Clone Existing Legacy Datasets

If your org is opted into Mutable Datasets, you should be able to easily clone your legacy datasets as new mutable datasets, via the web app.

If you go to the "Datasets" tab of your "Project Details" page, each of the listed legacy datasets should now have a new teal "Clone as New Mutable Dataset" button:

When you click this button, the cloning will begin:

After a minute or so, if you refresh the page, the new dataset will appear with the prefix "MUTABLE_". The old dataset will also have a tooltip that points to the new dataset:

Depending on the size of your original dataset, it may take some more time for this new mutable dataset to actually be viewable in "Explore" view.

NOTE: A dataset's corresponding inference sets will not be cloned for now. Please reach out if that is a blocking issue.

Beta Notes & Limitations

Some Dataset Attributes are Still Immutable

This change allows all elements of a dataset (frames, metadata values, labels, bounding box geometry, etc.) to be added / updated / deleted, but they must still be compatible with the dataset as a whole.

Most notably, the following dataset attributes must remain consistent over time:

  • Set of known valid label classes

  • User provided metadata field schemas

  • Embedding source (i.e.., embeddings are expected to be compatible between all frames in the dataset)

We plan to support changes to all of these in the future. Please let us know if any of them are particularly valuable for you.

Inference Sets are Pinned to a Specific Dataset Version

When an inference set is uploaded, it will be pinned to a specific version of the labeled dataset, which will default to the most up-to-date version at the time of submission.

Updates to the inference set itself will show up in the UI, but updates to the base dataset (ground truth) won't be incorporated.

Metrics shown will be computed against those pinned dataset labels, and any visualizations of the ground truth will be from that specific version.

Issues can Contain Out-of-Date Elements

When you add something to an issue, you're adding a specific version of it.
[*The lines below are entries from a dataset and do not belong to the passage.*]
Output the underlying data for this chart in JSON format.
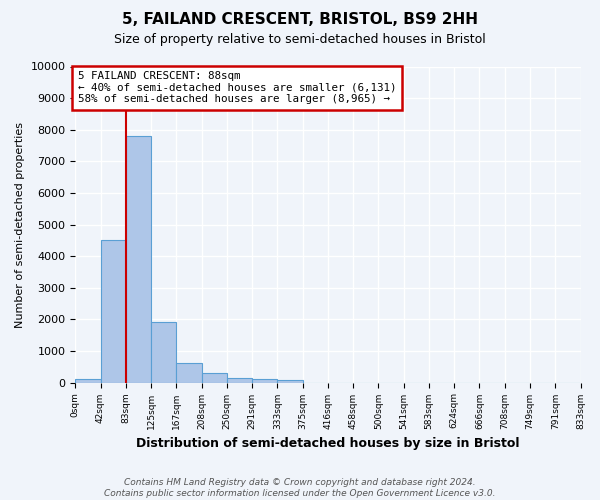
{
  "title": "5, FAILAND CRESCENT, BRISTOL, BS9 2HH",
  "subtitle": "Size of property relative to semi-detached houses in Bristol",
  "xlabel": "Distribution of semi-detached houses by size in Bristol",
  "ylabel": "Number of semi-detached properties",
  "bin_labels": [
    "0sqm",
    "42sqm",
    "83sqm",
    "125sqm",
    "167sqm",
    "208sqm",
    "250sqm",
    "291sqm",
    "333sqm",
    "375sqm",
    "416sqm",
    "458sqm",
    "500sqm",
    "541sqm",
    "583sqm",
    "624sqm",
    "666sqm",
    "708sqm",
    "749sqm",
    "791sqm",
    "833sqm"
  ],
  "bar_values": [
    120,
    4500,
    7800,
    1920,
    620,
    290,
    160,
    100,
    90,
    0,
    0,
    0,
    0,
    0,
    0,
    0,
    0,
    0,
    0,
    0
  ],
  "bar_color": "#aec6e8",
  "bar_edge_color": "#5a9fd4",
  "property_line_x": 2,
  "property_line_label": "5 FAILAND CRESCENT: 88sqm",
  "annotation_smaller": "← 40% of semi-detached houses are smaller (6,131)",
  "annotation_larger": "58% of semi-detached houses are larger (8,965) →",
  "annotation_box_color": "#ffffff",
  "annotation_box_edge": "#cc0000",
  "vline_color": "#cc0000",
  "ylim": [
    0,
    10000
  ],
  "yticks": [
    0,
    1000,
    2000,
    3000,
    4000,
    5000,
    6000,
    7000,
    8000,
    9000,
    10000
  ],
  "footer": "Contains HM Land Registry data © Crown copyright and database right 2024.\nContains public sector information licensed under the Open Government Licence v3.0.",
  "background_color": "#f0f4fa",
  "grid_color": "#ffffff"
}
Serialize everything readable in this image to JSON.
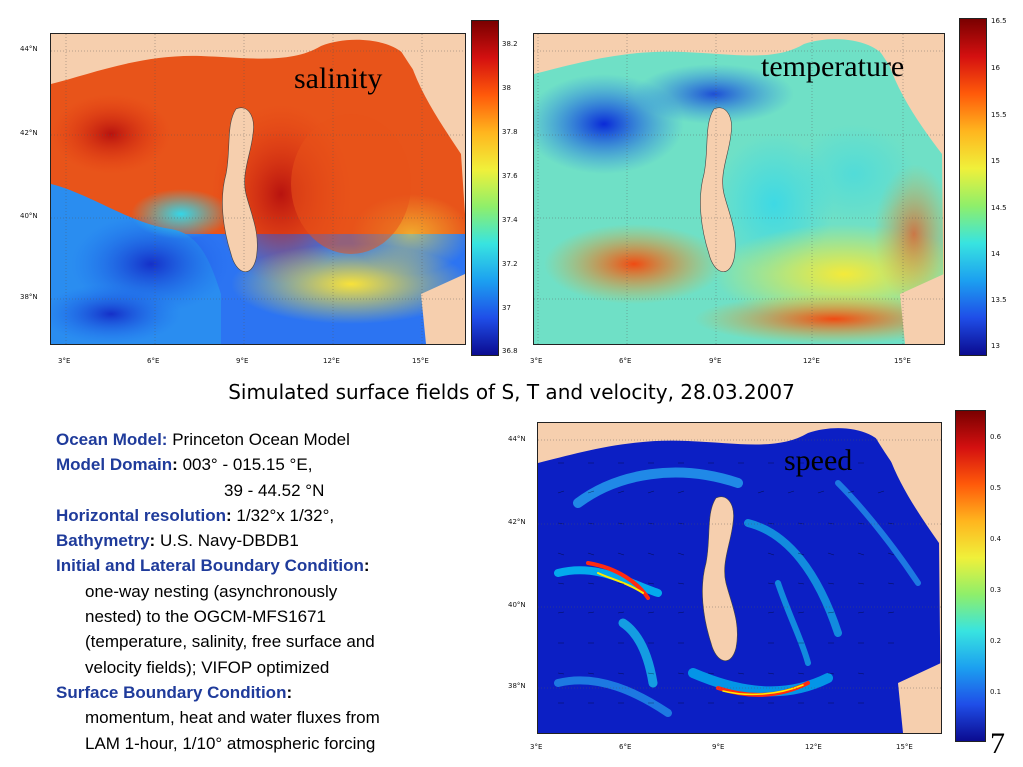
{
  "panels": {
    "salinity": {
      "label": "salinity",
      "colorbar_ticks": [
        "38.2",
        "38",
        "37.8",
        "37.6",
        "37.4",
        "37.2",
        "37",
        "36.8"
      ]
    },
    "temperature": {
      "label": "temperature",
      "colorbar_ticks": [
        "16.5",
        "16",
        "15.5",
        "15",
        "14.5",
        "14",
        "13.5",
        "13"
      ]
    },
    "speed": {
      "label": "speed",
      "colorbar_ticks": [
        "0.6",
        "0.5",
        "0.4",
        "0.3",
        "0.2",
        "0.1"
      ]
    }
  },
  "axes": {
    "lat_ticks": [
      "44°N",
      "42°N",
      "40°N",
      "38°N"
    ],
    "lon_ticks": [
      "3°E",
      "6°E",
      "9°E",
      "12°E",
      "15°E"
    ]
  },
  "caption": "Simulated surface fields of S, T and velocity, 28.03.2007",
  "info": {
    "ocean_model_key": "Ocean Model:",
    "ocean_model_value": " Princeton Ocean Model",
    "domain_key": "Model Domain",
    "domain_colon": ":",
    "domain_value_1": " 003° - 015.15 °E,",
    "domain_value_2": "39 - 44.52 °N",
    "horiz_key": "Horizontal resolution",
    "horiz_colon": ":",
    "horiz_value": " 1/32°x 1/32°,",
    "bathy_key": "Bathymetry",
    "bathy_colon": ":",
    "bathy_value": " U.S. Navy-DBDB1",
    "ilbc_key": "Initial and Lateral Boundary Condition",
    "ilbc_colon": ":",
    "ilbc_lines": [
      "one-way nesting (asynchronously",
      "nested) to the OGCM-MFS1671",
      "(temperature, salinity, free surface and",
      "velocity fields); VIFOP optimized"
    ],
    "sbc_key": "Surface Boundary Condition",
    "sbc_colon": ":",
    "sbc_lines": [
      "momentum, heat and water fluxes from",
      "LAM 1-hour, 1/10° atmospheric forcing"
    ]
  },
  "slide_number": "7",
  "colors": {
    "land": "#f6cfae",
    "heading_blue": "#1f3b9b"
  }
}
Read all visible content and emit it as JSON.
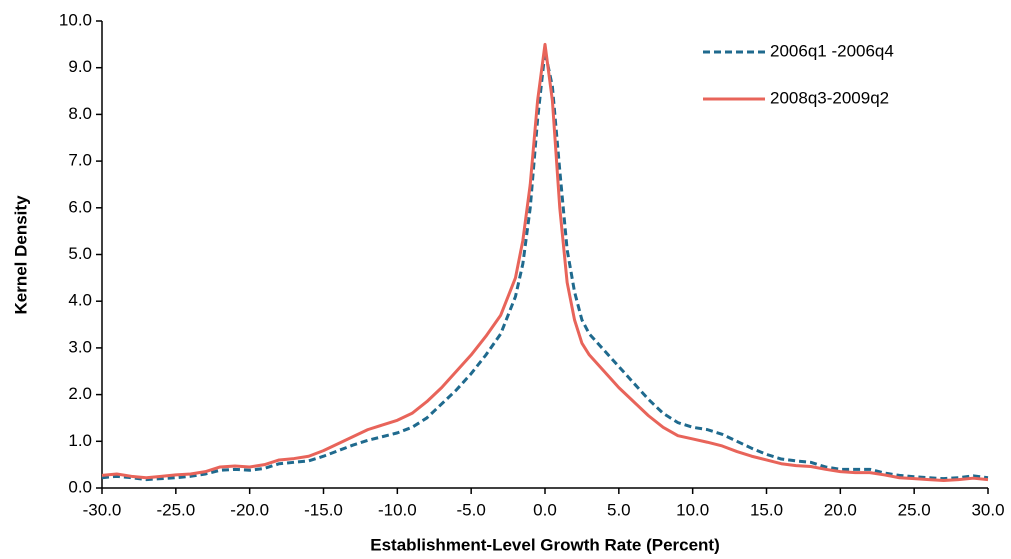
{
  "chart_data": {
    "type": "line",
    "x_label": "Establishment-Level Growth Rate (Percent)",
    "y_label": "Kernel Density",
    "x": [
      -30,
      -29,
      -28,
      -27,
      -26,
      -25,
      -24,
      -23,
      -22,
      -21,
      -20,
      -19,
      -18,
      -17,
      -16,
      -15,
      -14,
      -13,
      -12,
      -11,
      -10,
      -9,
      -8,
      -7,
      -6,
      -5,
      -4,
      -3,
      -2,
      -1.5,
      -1,
      -0.5,
      0,
      0.5,
      1,
      1.5,
      2,
      2.5,
      3,
      4,
      5,
      6,
      7,
      8,
      9,
      10,
      11,
      12,
      13,
      14,
      15,
      16,
      17,
      18,
      19,
      20,
      21,
      22,
      23,
      24,
      25,
      26,
      27,
      28,
      29,
      30
    ],
    "series": [
      {
        "name": "2006q1 -2006q4",
        "color": "#1f6a8e",
        "style": "dashed",
        "values": [
          0.22,
          0.25,
          0.22,
          0.18,
          0.2,
          0.22,
          0.25,
          0.3,
          0.38,
          0.4,
          0.38,
          0.42,
          0.52,
          0.55,
          0.58,
          0.68,
          0.8,
          0.92,
          1.02,
          1.1,
          1.18,
          1.3,
          1.5,
          1.8,
          2.1,
          2.45,
          2.85,
          3.3,
          4.1,
          4.8,
          6.0,
          7.9,
          9.35,
          8.6,
          6.8,
          5.1,
          4.2,
          3.6,
          3.3,
          2.95,
          2.6,
          2.25,
          1.9,
          1.6,
          1.4,
          1.3,
          1.25,
          1.15,
          1.0,
          0.85,
          0.72,
          0.62,
          0.58,
          0.55,
          0.45,
          0.4,
          0.4,
          0.4,
          0.32,
          0.27,
          0.24,
          0.22,
          0.2,
          0.22,
          0.26,
          0.22
        ]
      },
      {
        "name": "2008q3-2009q2",
        "color": "#e8645a",
        "style": "solid",
        "values": [
          0.27,
          0.3,
          0.25,
          0.22,
          0.25,
          0.28,
          0.3,
          0.35,
          0.45,
          0.47,
          0.45,
          0.5,
          0.6,
          0.63,
          0.68,
          0.8,
          0.95,
          1.1,
          1.25,
          1.35,
          1.45,
          1.6,
          1.85,
          2.15,
          2.5,
          2.85,
          3.25,
          3.7,
          4.5,
          5.3,
          6.5,
          8.3,
          9.5,
          8.3,
          6.0,
          4.4,
          3.6,
          3.1,
          2.85,
          2.5,
          2.15,
          1.85,
          1.55,
          1.3,
          1.12,
          1.05,
          0.98,
          0.9,
          0.78,
          0.68,
          0.6,
          0.52,
          0.48,
          0.46,
          0.4,
          0.35,
          0.33,
          0.33,
          0.28,
          0.22,
          0.2,
          0.18,
          0.16,
          0.18,
          0.21,
          0.18
        ]
      }
    ],
    "xlim": [
      -30,
      30
    ],
    "ylim": [
      0,
      10
    ],
    "xticks": [
      {
        "value": -30,
        "label": "-30.0"
      },
      {
        "value": -25,
        "label": "-25.0"
      },
      {
        "value": -20,
        "label": "-20.0"
      },
      {
        "value": -15,
        "label": "-15.0"
      },
      {
        "value": -10,
        "label": "-10.0"
      },
      {
        "value": -5,
        "label": "-5.0"
      },
      {
        "value": 0,
        "label": "0.0"
      },
      {
        "value": 5,
        "label": "5.0"
      },
      {
        "value": 10,
        "label": "10.0"
      },
      {
        "value": 15,
        "label": "15.0"
      },
      {
        "value": 20,
        "label": "20.0"
      },
      {
        "value": 25,
        "label": "25.0"
      },
      {
        "value": 30,
        "label": "30.0"
      }
    ],
    "yticks": [
      {
        "value": 0,
        "label": "0.0"
      },
      {
        "value": 1,
        "label": "1.0"
      },
      {
        "value": 2,
        "label": "2.0"
      },
      {
        "value": 3,
        "label": "3.0"
      },
      {
        "value": 4,
        "label": "4.0"
      },
      {
        "value": 5,
        "label": "5.0"
      },
      {
        "value": 6,
        "label": "6.0"
      },
      {
        "value": 7,
        "label": "7.0"
      },
      {
        "value": 8,
        "label": "8.0"
      },
      {
        "value": 9,
        "label": "9.0"
      },
      {
        "value": 10,
        "label": "10.0"
      }
    ],
    "grid": false,
    "legend": "top-right"
  }
}
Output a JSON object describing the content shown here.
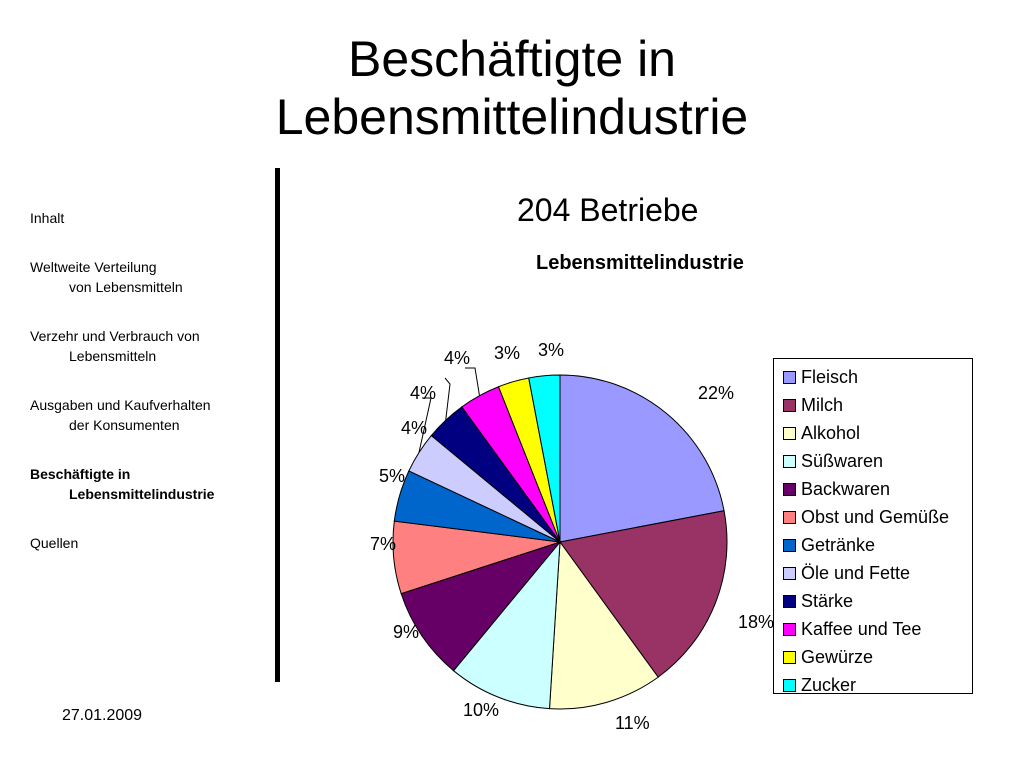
{
  "slide": {
    "title_line1": "Beschäftigte in",
    "title_line2": "Lebensmittelindustrie",
    "subtitle": "204 Betriebe",
    "date": "27.01.2009"
  },
  "sidebar": {
    "items": [
      {
        "line1": "Inhalt",
        "line2": "",
        "active": false
      },
      {
        "line1": "Weltweite Verteilung",
        "line2": "von Lebensmitteln",
        "active": false
      },
      {
        "line1": "Verzehr und Verbrauch von",
        "line2": "Lebensmitteln",
        "active": false
      },
      {
        "line1": "Ausgaben und Kaufverhalten",
        "line2": "der Konsumenten",
        "active": false
      },
      {
        "line1": "Beschäftigte in",
        "line2": "Lebensmittelindustrie",
        "active": true
      },
      {
        "line1": "Quellen",
        "line2": "",
        "active": false
      }
    ]
  },
  "chart_data": {
    "type": "pie",
    "title": "Lebensmittelindustrie",
    "legend_position": "right",
    "categories": [
      "Fleisch",
      "Milch",
      "Alkohol",
      "Süßwaren",
      "Backwaren",
      "Obst und Gemüße",
      "Getränke",
      "Öle und Fette",
      "Stärke",
      "Kaffee und Tee",
      "Gewürze",
      "Zucker"
    ],
    "values": [
      22,
      18,
      11,
      10,
      9,
      7,
      5,
      4,
      4,
      4,
      3,
      3
    ],
    "labels": [
      "22%",
      "18%",
      "11%",
      "10%",
      "9%",
      "7%",
      "5%",
      "4%",
      "4%",
      "4%",
      "3%",
      "3%"
    ],
    "colors": [
      "#9999FF",
      "#993366",
      "#FFFFCC",
      "#CCFFFF",
      "#660066",
      "#FF8080",
      "#0066CC",
      "#CCCCFF",
      "#000080",
      "#FF00FF",
      "#FFFF00",
      "#00FFFF"
    ]
  }
}
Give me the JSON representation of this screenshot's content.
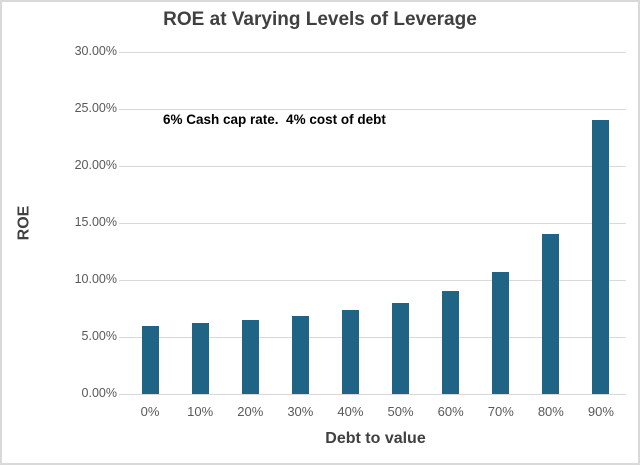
{
  "chart_data": {
    "type": "bar",
    "title": "ROE at Varying Levels of Leverage",
    "annotation": "6% Cash cap rate.  4% cost of debt",
    "xlabel": "Debt to value",
    "ylabel": "ROE",
    "categories": [
      "0%",
      "10%",
      "20%",
      "30%",
      "40%",
      "50%",
      "60%",
      "70%",
      "80%",
      "90%"
    ],
    "values": [
      6.0,
      6.22,
      6.5,
      6.86,
      7.33,
      8.0,
      9.0,
      10.67,
      14.0,
      24.0
    ],
    "ylim": [
      0,
      30
    ],
    "yticks": [
      0,
      5,
      10,
      15,
      20,
      25,
      30
    ],
    "ytick_labels": [
      "0.00%",
      "5.00%",
      "10.00%",
      "15.00%",
      "20.00%",
      "25.00%",
      "30.00%"
    ],
    "grid": true,
    "legend": false,
    "colors": {
      "bar": "#1F6385",
      "gridline": "#D9D9D9",
      "tick_label": "#595959",
      "title": "#404040",
      "annotation": "#000000",
      "border": "#D9D9D9"
    }
  }
}
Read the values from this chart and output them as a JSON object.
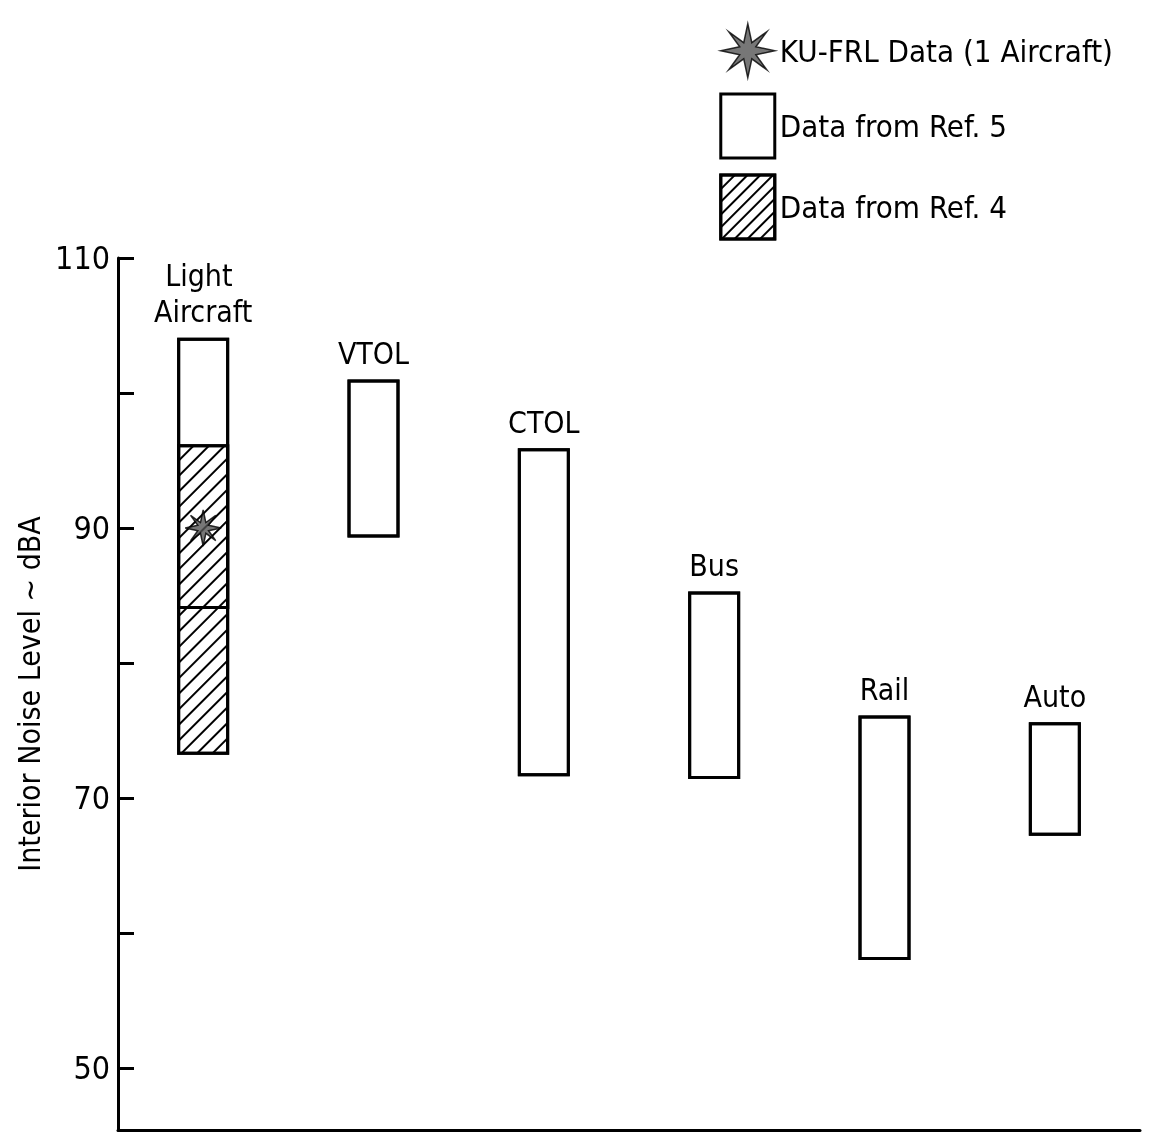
{
  "chart_data": {
    "type": "bar",
    "ylabel": "Interior Noise Level ~ dBA",
    "categories": [
      "Light Aircraft",
      "VTOL",
      "CTOL",
      "Bus",
      "Rail",
      "Auto"
    ],
    "series": [
      {
        "name": "Data from Ref. 4",
        "color": "#ffffff",
        "base": [
          73.2,
          null,
          null,
          null,
          null,
          null
        ],
        "values": [
          23.0,
          null,
          null,
          null,
          null,
          null
        ]
      },
      {
        "name": "Data from Ref. 5",
        "color": "#ffffff",
        "base": [
          84.0,
          89.3,
          71.6,
          71.4,
          58.0,
          67.2
        ],
        "values": [
          20.1,
          11.7,
          24.3,
          13.9,
          18.1,
          8.4
        ]
      },
      {
        "name": "KU-FRL Data (1 Aircraft)",
        "type": "scatter",
        "marker": "star",
        "color": "#555555",
        "x": [
          "Light Aircraft"
        ],
        "values": [
          90
        ]
      }
    ],
    "ylim": [
      45.4,
      110
    ],
    "yticks": [
      50,
      {
        "value": 60,
        "label": null
      },
      70,
      {
        "value": 80,
        "label": null
      },
      90,
      {
        "value": 100,
        "label": null
      },
      110
    ],
    "tick_labels": "y",
    "grid": false,
    "legend": "top right"
  }
}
If that element then gets updated in the dataset, the issue will continue referencing that older version of it.

For example, you might create an issue with example labels of "bounding box too loose." If you go re-label those boxes and update them in the dataset, the issue will still contain the original (poorly drawn) labels, with an icon indicating that it belongs to an older version of the dataset.

Warning icon indicating that an issue element is out-of-date.

It will be available for viewing, but some features (like within-dataset similarity search) may be disabled for out-of-date elements.